Canadian billionaire Prem Watsa’s Fairfax Financial Holding has in its results filing said that it is “exploring all avenues under applicable law” to achieve majority ownership in the parent company of Go Digit General Insurance.
Fairfax filing follows the insurance regulator rejecting a proposal to convert compulsory convertible preferred shares held by FAL Corporation (part of Fairfax group) in Go Digit Infoworks into equity shares.
Fairfax currently owns 45. 3% of the holding company Go Digit Infoworks, which has 83% stake in the insurer.
Digit Insurance had mentioned the Irdai’s stance on the conversion of CCPS (compulsorily convertible preference shares) in its IPO offer document. According to the draft red herring prospectus (DRHP), Irdai had rejected the conversion of CCPS into shares because it would result in Go Digit Infoworks (the holding company of Digit Insurance) becoming a subsidiary of the Fairfax group, which is not allowed by regulations.
In its filing, Fairfax said that the majority ownership of Digit would enable Fairfax to report a gain of approximately $375 million.

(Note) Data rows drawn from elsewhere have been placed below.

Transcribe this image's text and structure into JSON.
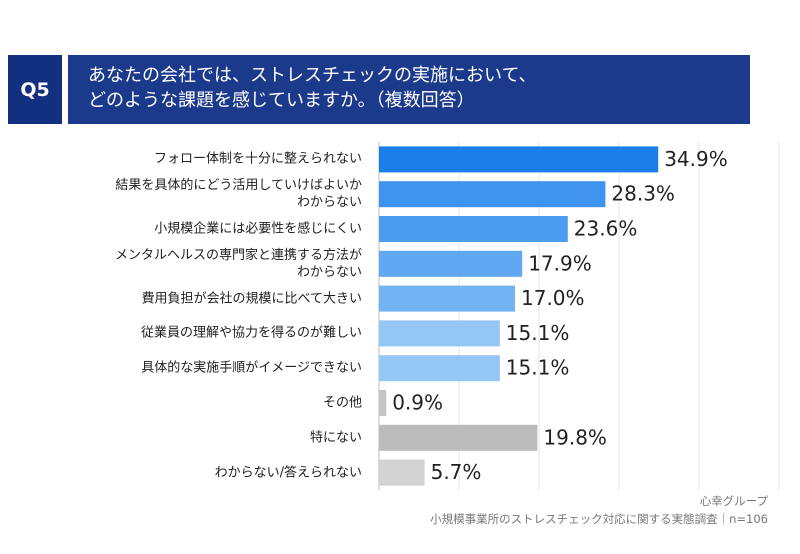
{
  "chart_data": {
    "type": "barh",
    "question": "Q5",
    "title": "あなたの会社では、ストレスチェックの実施において、\nどのような課題を感じていますか。（複数回答）",
    "categories": [
      "フォロー体制を十分に整えられない",
      "結果を具体的にどう活用していけばよいか\nわからない",
      "小規模企業には必要性を感じにくい",
      "メンタルヘルスの専門家と連携する方法が\nわからない",
      "費用負担が会社の規模に比べて大きい",
      "従業員の理解や協力を得るのが難しい",
      "具体的な実施手順がイメージできない",
      "その他",
      "特にない",
      "わからない/答えられない"
    ],
    "values": [
      34.9,
      28.3,
      23.6,
      17.9,
      17.0,
      15.1,
      15.1,
      0.9,
      19.8,
      5.7
    ],
    "value_labels": [
      "34.9%",
      "28.3%",
      "23.6%",
      "17.9%",
      "17.0%",
      "15.1%",
      "15.1%",
      "0.9%",
      "19.8%",
      "5.7%"
    ],
    "colors": [
      "#1a7fe8",
      "#3d93ee",
      "#4c9df0",
      "#60a9f2",
      "#72b3f3",
      "#94c6f6",
      "#94c6f6",
      "#c4c4c4",
      "#bcbcbc",
      "#d3d3d3"
    ],
    "xlim": [
      0,
      50
    ],
    "xticks": [
      0,
      10,
      20,
      30,
      40,
      50
    ],
    "grid": true,
    "source": "心幸グループ",
    "note": "小規模事業所のストレスチェック対応に関する実態調査｜n=106"
  }
}
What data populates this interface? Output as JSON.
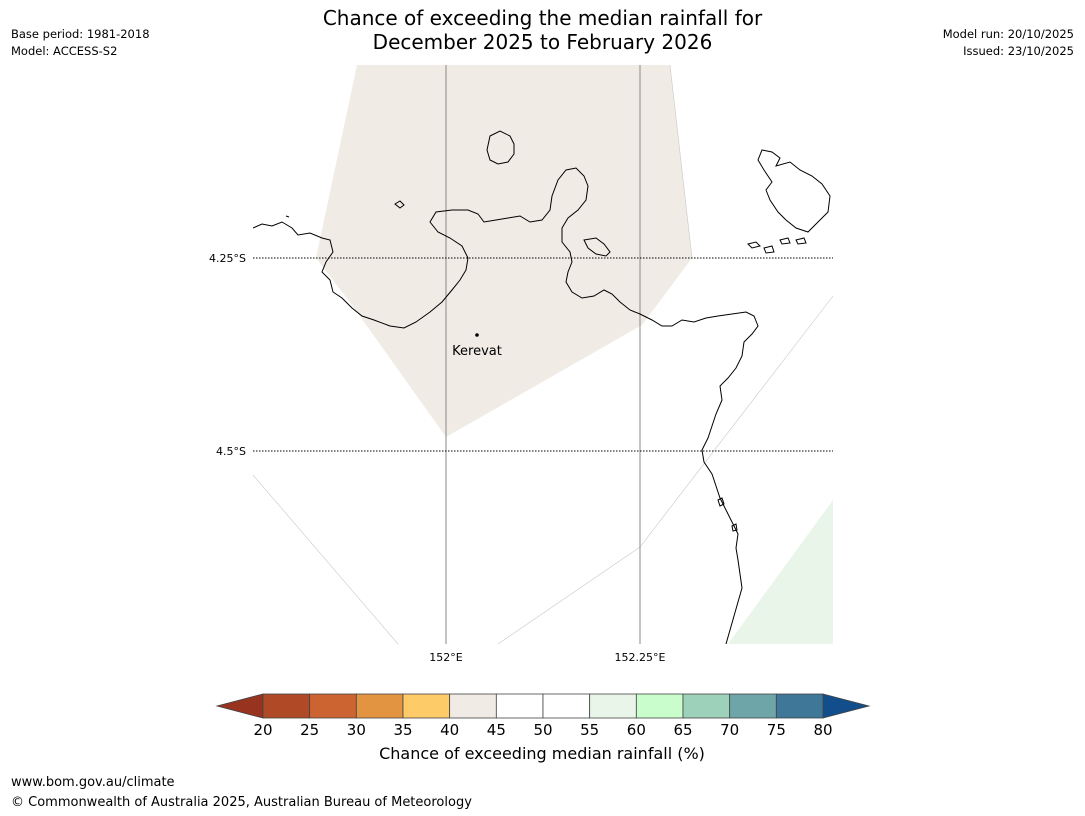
{
  "title_line1": "Chance of exceeding the median rainfall for",
  "title_line2": "December 2025 to February 2026",
  "meta_left": {
    "base_period": "Base period: 1981-2018",
    "model": "Model: ACCESS-S2"
  },
  "meta_right": {
    "model_run": "Model run: 20/10/2025",
    "issued": "Issued: 23/10/2025"
  },
  "map": {
    "lat_labels": [
      "4.25°S",
      "4.5°S"
    ],
    "lon_labels": [
      "152°E",
      "152.25°E"
    ],
    "place_label": "Kerevat",
    "region_colors": {
      "band_40_45": "#f0ebe5",
      "band_55_60": "#eaf5ea"
    },
    "coast_color": "#000000"
  },
  "colorbar": {
    "title": "Chance of exceeding median rainfall (%)",
    "ticks": [
      "20",
      "25",
      "30",
      "35",
      "40",
      "45",
      "50",
      "55",
      "60",
      "65",
      "70",
      "75",
      "80"
    ],
    "under_color": "#983320",
    "over_color": "#124e8c",
    "colors": [
      "#b04a26",
      "#cc6431",
      "#e39441",
      "#fdcb68",
      "#f0ebe5",
      "#ffffff",
      "#ffffff",
      "#eaf5ea",
      "#c9fdcb",
      "#9ed1b9",
      "#6da5a8",
      "#3f7798"
    ]
  },
  "footer": {
    "url": "www.bom.gov.au/climate",
    "copyright": "© Commonwealth of Australia 2025, Australian Bureau of Meteorology"
  }
}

In August, Go Digit filed its draft DRHP for an IPO looking to raise around Rs 1,250 crore through a combination of fresh equity shares and an offer for sale of 11 crore shares. In September, Sebi said it kept the IPO abeyance without giving any reasons. Rules allow foreign insurers to hold up to 74% of an insurance company. However, there are guidelines which prevent a step-down subsidiary holding company from becoming a promoter.